Big Data: Preserving Privacy by Design
Information systems in the health sector have undergone significant changes making it possible to collect, store, and process huge amounts of digital records that may hold the key to future population health breakthroughs. However, linking between diverse data systems is complicated by privacy issues as well as data being recorded differently (10/12/58 or Oct. 12, 1958), changing over time (maiden vs. married last names), erroneous (transposed dates during data entry) or simply not included. So how do we use this new wealth of data, commonly termed “big data,” in a way that maintains privacy and assures it is accurate as well?

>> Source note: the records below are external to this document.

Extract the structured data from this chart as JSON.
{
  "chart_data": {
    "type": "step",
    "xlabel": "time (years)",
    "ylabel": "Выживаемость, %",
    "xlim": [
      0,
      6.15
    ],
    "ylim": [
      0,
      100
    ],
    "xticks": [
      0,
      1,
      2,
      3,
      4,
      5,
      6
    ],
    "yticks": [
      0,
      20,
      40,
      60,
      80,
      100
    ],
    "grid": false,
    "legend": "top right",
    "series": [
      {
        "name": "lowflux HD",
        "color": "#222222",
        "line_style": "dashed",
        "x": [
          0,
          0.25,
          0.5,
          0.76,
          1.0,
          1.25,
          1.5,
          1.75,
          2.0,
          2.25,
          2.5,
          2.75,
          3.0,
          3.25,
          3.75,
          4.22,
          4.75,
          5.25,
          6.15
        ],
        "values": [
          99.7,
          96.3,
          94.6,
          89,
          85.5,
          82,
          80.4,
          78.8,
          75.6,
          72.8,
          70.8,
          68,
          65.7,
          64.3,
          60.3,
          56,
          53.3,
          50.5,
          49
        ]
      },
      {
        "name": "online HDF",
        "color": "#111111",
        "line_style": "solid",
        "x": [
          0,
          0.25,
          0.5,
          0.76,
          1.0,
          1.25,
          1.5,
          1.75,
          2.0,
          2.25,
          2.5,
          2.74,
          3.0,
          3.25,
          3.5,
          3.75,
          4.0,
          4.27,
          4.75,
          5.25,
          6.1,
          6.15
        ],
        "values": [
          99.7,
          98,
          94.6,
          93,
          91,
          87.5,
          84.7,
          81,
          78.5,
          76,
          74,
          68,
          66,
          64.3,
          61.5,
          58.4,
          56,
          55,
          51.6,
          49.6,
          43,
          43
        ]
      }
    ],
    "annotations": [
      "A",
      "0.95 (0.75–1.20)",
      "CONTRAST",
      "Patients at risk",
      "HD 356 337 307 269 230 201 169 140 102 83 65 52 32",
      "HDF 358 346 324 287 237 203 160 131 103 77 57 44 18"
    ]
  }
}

Hye-Chung Kum, Ph.D., associate professor at the Texas A&M Health Science Center School of Rural Public Health, thinks the answer lies in developing new methodologies for extracting information and outlines her framework in the Journal of the American Medical Informatics Association.
In “Privacy Preserving Interactive Record Linkage (PPIRL),” Kum emphasizes that it is critical to understand the distinction between identity disclosure (e.g., who the person is) and sensitive attribute disclosure (e.g., does this person have cancer). She maintains that identity disclosure has little potential for harm on its own though the sensitive attribute disclosure is what results in harm.

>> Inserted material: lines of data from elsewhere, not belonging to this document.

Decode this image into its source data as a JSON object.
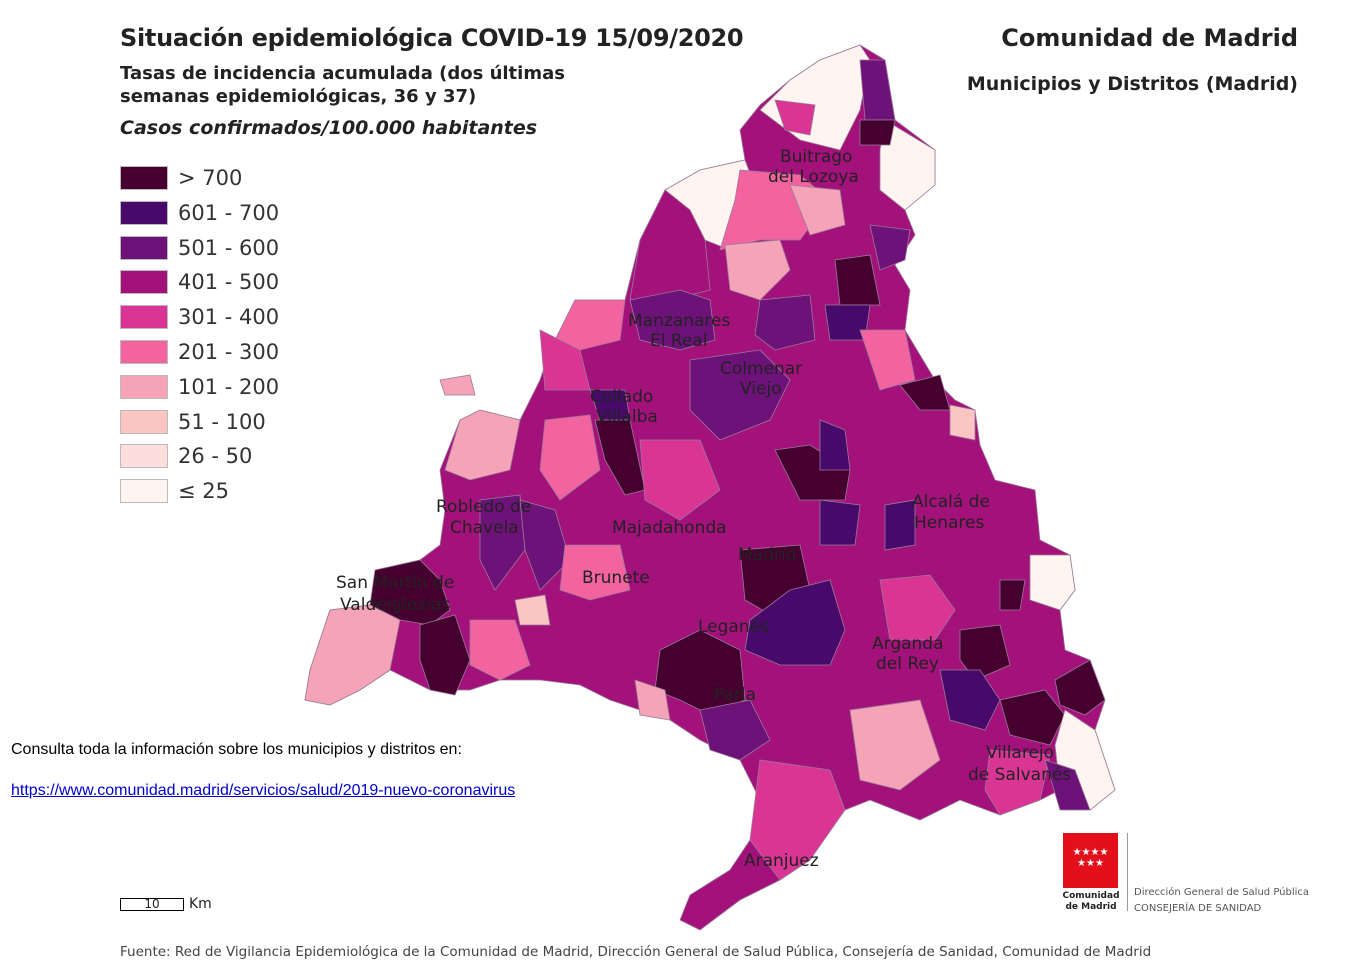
{
  "header": {
    "title": "Situación epidemiológica COVID-19  15/09/2020",
    "subtitle": "Tasas de incidencia acumulada (dos últimas semanas epidemiológicas, 36 y 37)",
    "units": "Casos confirmados/100.000 habitantes",
    "region": "Comunidad de Madrid",
    "scope": "Municipios y Distritos (Madrid)"
  },
  "legend": [
    {
      "label": "> 700",
      "color": "#45002f"
    },
    {
      "label": "601 - 700",
      "color": "#470a6b"
    },
    {
      "label": "501 - 600",
      "color": "#6d1278"
    },
    {
      "label": "401 - 500",
      "color": "#a3117b"
    },
    {
      "label": "301 - 400",
      "color": "#da3595"
    },
    {
      "label": "201 - 300",
      "color": "#f263a0"
    },
    {
      "label": "101 - 200",
      "color": "#f5a3b6"
    },
    {
      "label": "51 - 100",
      "color": "#fbc5c3"
    },
    {
      "label": "26 - 50",
      "color": "#fcdedc"
    },
    {
      "label": "≤ 25",
      "color": "#fff4ef"
    }
  ],
  "places": [
    "Buitrago",
    "del Lozoya",
    "Manzanares",
    "El Real",
    "Colmenar",
    "Viejo",
    "Collado",
    "Villalba",
    "Robledo de",
    "Chavela",
    "Majadahonda",
    "Madrid",
    "Alcalá de",
    "Henares",
    "San Martín de",
    "Valdeiglesias",
    "Brunete",
    "Leganés",
    "Arganda",
    "del Rey",
    "Parla",
    "Villarejo",
    "de Salvanés",
    "Aranjuez"
  ],
  "info": {
    "text": "Consulta toda la información sobre los municipios y distritos en:",
    "link": "https://www.comunidad.madrid/servicios/salud/2019-nuevo-coronavirus"
  },
  "scale": {
    "value": "10",
    "unit": "Km"
  },
  "logo": {
    "line1": "Comunidad",
    "line2": "de Madrid",
    "dept1": "Dirección General de Salud Pública",
    "dept2": "CONSEJERÍA DE SANIDAD"
  },
  "source": "Fuente: Red de Vigilancia Epidemiológica de la Comunidad de Madrid, Dirección General de Salud Pública, Consejería de Sanidad, Comunidad de Madrid"
}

“Privacy preserving data integration is key to any data intensive population research,” states Kum. “If we define the privacy goal of privacy preserving record linkage as a guarantee against attribute disclosure, we can develop systems that allow both privacy protection and high quality record linkage.”
Human-based third-party linkage centers have been the accepted norm internationally to date. However, Kum believes a more flexible computerized third-party linkage platform, Secure Decoupled Linkage (SDLink), should be considered based on three core privacy principles. First, SDLink separates the identifying data from the sensitive data using encryption. Second, through chaffing (adding fake data) and changing the label of the data set, SDLink prevents attribute inference that can occur through group disclosure. For example, if someone you know is on the cancer registry (group disclosure), they must have cancer. However, this attribute disclosure can be eliminated if you knew that the list was fake data (people who did not have cancer are also on the list) or if you did not know this was a cancer registry. Finally, identity disclosure is minimized by recoding of variables (e.g., gender is recoded as being different, same, or missing rather than male or female). As a result, only the information that is essential for record linkage is revealed.
“Never before in history have we had more data to use for population research,” says Kum. “But to use big data appropriately, we must understand the 4V’s – lots of (volume), complex (variety), data that are continuously generated (velocity), and also have much uncertainty (veracity).”
Kum believes variety and veracity are the two main challenges for big data in health services research, and the key is “to understand the minimum information required for accurate linkage and then to design protocols to reveal, in a secure manner, only that information.”